Gewalt gegen Frauen: Vergewaltigung, Ehrenverbrechen und Zwangsverheiratung:

Sexualisierte und geschlechtsspezifische Gewalt ist weit verbreitet und kaum dokumentiert. Gewalttaten gegen Frauen und Mädchen finden zu über 90% innerhalb der Familienstrukturen statt. Die Gewalttaten reichen von Körperverletzung und Misshandlung über Zwangsehen bis hin zu Vergewaltigung und Mord. Zu geschlechtsspezifischer und sexueller Gewalt zählen außerdem noch die Praxis der badal-Hochzeiten (Frauen und Mädchen, die im Rahmen von Heiratsabmachungen zwischen Familien getauscht werden, Anm.) bzw. des ba'ad (Mädchen, die zur Konfliktlösung abgegeben werden, Anm.). Dem Bericht der AIHRC zufolge wurden für das Jahr 2017 4.340 Fälle von Gewalt gegen Frauen registriert. Die Anzahl der gemeldeten Gewaltvorfälle und der Gewaltopfer steigt.

Soziale Medien in Afghanistan haben Frauen und Mädchen neue Möglichkeiten eröffnet, um ihr Schicksal zu teilen. In den Medien ist der Kampf afghanischer Frauen, Mädchen und Buben gegen geschlechtsspezifische und sexuelle Gewalt in all ihren Formen tiefgründig dokumentiert. Die afghanische Regierung hat anerkannt, dass geschlechtsspezifische Gewalt ein Problem ist und eliminiert werden muss. Das soll mit Mitteln der Rechtsstaatlichkeit und angemessenen Vollzugsmechanismen geschehen. Zu diesen zählen das in Afghanistan eingeführte EVAW-Gesetz zur Eliminierung von Gewalt an Frauen, die Errichtung der EVAW-Kommission auf nationaler und lokaler Ebene und die EVAW-Strafverfolgungseinheiten. Auch wurden Schutzzentren für Frauen errichtet und die Rekrutierung von Frauen in der Polizei verstärkt. Mittlerweile existieren für Frauen 205 Spezialeinsatzeinheiten, die hauptsächlich von weiblichen Mitarbeiterinnen der afghanischen Nationalpolizei geleitet werden.

Legales Heiratsalter:

Das Zivilgesetz Afghanistans definiert für Mädchen 16 Jahre (15 Jahre, wenn dies von einem Elternteil bzw. einem Vormund und dem Gericht erlaubt wird) und für Burschen 18 Jahre als das legale Mindestalter für Vermählungen.

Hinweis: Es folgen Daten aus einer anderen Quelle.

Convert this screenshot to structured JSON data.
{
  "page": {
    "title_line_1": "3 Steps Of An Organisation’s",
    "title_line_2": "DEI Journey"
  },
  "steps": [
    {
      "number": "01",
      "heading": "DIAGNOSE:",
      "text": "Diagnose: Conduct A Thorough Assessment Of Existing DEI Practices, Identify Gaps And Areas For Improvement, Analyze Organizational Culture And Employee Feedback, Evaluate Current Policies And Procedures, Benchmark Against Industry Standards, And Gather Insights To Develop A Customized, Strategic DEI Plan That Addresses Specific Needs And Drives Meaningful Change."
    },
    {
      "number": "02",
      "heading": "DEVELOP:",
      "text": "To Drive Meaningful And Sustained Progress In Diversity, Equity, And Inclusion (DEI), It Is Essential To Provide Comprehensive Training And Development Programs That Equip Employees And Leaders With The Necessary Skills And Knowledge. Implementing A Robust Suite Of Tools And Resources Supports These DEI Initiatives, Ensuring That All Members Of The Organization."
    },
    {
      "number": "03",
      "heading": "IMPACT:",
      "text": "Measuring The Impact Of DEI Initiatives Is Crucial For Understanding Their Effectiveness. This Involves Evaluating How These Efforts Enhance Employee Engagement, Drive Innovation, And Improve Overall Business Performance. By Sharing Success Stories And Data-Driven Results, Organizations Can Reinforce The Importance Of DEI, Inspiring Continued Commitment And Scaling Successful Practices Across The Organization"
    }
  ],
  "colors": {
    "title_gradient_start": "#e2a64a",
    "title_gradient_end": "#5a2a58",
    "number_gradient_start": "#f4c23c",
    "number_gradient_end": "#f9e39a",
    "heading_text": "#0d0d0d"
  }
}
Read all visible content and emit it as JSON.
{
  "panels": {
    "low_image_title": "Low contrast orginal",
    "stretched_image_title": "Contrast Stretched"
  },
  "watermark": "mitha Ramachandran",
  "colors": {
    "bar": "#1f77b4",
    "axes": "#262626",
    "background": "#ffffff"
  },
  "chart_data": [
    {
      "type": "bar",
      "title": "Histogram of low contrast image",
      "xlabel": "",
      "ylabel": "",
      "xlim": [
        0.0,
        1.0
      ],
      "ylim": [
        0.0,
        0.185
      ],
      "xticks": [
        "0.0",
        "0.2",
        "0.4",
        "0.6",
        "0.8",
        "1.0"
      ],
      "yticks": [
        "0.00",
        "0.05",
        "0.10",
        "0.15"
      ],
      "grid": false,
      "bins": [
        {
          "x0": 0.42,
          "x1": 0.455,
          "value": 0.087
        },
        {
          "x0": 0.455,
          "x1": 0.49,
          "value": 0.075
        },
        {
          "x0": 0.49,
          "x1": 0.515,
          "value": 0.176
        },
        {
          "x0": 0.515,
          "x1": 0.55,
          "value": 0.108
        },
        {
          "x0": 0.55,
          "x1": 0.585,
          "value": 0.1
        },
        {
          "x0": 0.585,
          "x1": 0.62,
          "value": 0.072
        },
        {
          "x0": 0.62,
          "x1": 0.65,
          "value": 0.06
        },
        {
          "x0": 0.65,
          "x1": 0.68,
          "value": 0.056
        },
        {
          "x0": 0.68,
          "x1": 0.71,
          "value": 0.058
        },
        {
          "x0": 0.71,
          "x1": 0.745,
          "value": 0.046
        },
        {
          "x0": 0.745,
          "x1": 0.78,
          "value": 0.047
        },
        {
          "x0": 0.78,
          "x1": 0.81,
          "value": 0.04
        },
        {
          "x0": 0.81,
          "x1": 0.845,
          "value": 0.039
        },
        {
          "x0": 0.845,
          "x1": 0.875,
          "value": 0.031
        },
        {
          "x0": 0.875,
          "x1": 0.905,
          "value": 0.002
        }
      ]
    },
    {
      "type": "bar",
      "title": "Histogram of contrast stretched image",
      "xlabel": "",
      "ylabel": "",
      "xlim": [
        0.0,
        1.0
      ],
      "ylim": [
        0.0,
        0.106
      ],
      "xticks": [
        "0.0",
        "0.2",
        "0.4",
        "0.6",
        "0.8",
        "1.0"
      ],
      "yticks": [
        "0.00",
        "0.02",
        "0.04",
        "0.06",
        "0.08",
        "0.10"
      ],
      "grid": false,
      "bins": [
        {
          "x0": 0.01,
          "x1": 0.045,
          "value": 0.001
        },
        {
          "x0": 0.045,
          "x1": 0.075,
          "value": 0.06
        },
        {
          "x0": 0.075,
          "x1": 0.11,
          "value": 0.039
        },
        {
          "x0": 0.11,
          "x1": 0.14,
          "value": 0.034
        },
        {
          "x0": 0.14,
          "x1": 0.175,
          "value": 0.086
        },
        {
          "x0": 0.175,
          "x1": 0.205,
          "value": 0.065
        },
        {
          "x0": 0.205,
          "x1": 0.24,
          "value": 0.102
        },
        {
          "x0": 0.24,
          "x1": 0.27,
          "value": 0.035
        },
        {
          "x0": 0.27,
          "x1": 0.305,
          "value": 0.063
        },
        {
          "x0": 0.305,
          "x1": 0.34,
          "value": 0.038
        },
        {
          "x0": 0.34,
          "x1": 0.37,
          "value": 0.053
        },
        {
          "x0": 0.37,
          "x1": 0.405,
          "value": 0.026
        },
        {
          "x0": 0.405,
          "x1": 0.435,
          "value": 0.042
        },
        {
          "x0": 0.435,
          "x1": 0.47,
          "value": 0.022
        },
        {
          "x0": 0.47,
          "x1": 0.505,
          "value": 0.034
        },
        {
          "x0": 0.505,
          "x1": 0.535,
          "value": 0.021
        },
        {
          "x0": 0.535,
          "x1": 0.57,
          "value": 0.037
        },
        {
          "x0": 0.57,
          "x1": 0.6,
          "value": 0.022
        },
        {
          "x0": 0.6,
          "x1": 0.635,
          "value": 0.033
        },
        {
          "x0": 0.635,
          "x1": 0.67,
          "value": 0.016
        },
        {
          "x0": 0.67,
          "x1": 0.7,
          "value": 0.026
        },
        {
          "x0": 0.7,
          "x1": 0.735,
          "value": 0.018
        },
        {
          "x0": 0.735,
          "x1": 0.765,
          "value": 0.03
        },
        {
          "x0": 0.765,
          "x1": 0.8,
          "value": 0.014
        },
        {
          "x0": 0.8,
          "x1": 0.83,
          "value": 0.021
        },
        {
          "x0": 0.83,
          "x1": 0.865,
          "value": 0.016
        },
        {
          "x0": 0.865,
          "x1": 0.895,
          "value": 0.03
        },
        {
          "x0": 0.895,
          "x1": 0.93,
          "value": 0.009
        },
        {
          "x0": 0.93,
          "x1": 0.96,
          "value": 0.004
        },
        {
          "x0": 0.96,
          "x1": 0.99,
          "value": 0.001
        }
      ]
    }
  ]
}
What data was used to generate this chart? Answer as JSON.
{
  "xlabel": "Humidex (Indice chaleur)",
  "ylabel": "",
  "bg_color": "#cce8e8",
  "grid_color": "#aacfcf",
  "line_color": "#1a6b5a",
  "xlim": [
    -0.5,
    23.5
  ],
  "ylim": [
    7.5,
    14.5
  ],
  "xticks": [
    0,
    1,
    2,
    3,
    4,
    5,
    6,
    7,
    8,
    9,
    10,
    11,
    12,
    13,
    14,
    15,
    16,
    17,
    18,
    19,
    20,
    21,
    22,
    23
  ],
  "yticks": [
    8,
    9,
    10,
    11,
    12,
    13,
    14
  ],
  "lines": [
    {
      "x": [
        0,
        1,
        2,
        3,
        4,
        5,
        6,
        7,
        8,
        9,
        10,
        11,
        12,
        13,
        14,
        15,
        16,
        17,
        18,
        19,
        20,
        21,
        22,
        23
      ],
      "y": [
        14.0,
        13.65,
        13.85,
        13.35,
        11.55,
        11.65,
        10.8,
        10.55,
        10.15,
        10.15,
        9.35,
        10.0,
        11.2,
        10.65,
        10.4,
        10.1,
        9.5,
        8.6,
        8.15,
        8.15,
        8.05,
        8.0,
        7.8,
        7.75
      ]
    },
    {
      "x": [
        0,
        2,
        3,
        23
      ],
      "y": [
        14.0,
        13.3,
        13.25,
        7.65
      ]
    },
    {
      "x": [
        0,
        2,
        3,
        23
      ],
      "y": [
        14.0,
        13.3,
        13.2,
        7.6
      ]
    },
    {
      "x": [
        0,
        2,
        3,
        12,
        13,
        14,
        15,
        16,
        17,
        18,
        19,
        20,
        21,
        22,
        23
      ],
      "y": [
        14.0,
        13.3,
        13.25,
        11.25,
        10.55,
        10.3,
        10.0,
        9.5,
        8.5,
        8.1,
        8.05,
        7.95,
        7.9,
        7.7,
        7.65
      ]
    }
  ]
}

Dem Gesetz zufolge muss vor dem Ehevertrag das Alter der Braut festgestellt werden. Nur ein kleiner Teil der Bevölkerung besitzt Geburtsurkunden. Quellen zufolge ist die frühe Heirat weiterhin verbreitet. Gemäß dem EVAW-Gesetz werden Personen, die Zwangsehen bzw. Frühverheiratung arrangieren, für mindestens zwei Jahre inhaftiert; dennoch hält sich die Umsetzung dieses Gesetzes in Grenzen. Im Rahmen von Traditionen geben arme Familien ihre Mädchen im Gegenzug für "Brautgeld" zur Heirat frei, wenngleich diese Praxis in Afghanistan illegal ist. Lokalen NGOs zufolge, werden manche Mädchen im Alter von sechs oder sieben Jahren zur Heirat versprochen - unter der Voraussetzung, die Ehe würde bis zum Erreichen der Pubertät nicht stattfinden. Berichte deuten an, dass diese "Aufschiebung" eher selten eingehalten wird. Medienberichten zufolge existiert auch das sogenannte "Opium-Braut-Phänomen", dabei verheiraten Bauern ihre Töchter, um Schulden bei Drogenschmugglern zu begleichen.

2. Beweiswürdigung:

Die getroffenen Feststellungen zu den Personen ergeben sich aus dem diesbezüglichen Vorbringen der BF1 und des BF2. Die Feststellungen zur Staatsangehörigkeit, zur Volksgruppen- und Religionszugehörigkeit sowie zu den Lebensumständen in Afghanistan und im Iran stützen sich auf die Angaben der BF1 und des BF2 im Verfahren vor dem BFA, in der Beschwerde, sowie in der Verhandlung vor dem Bundesverwaltungsgericht und auf die Kenntnis und Verwendung der Sprache Dari.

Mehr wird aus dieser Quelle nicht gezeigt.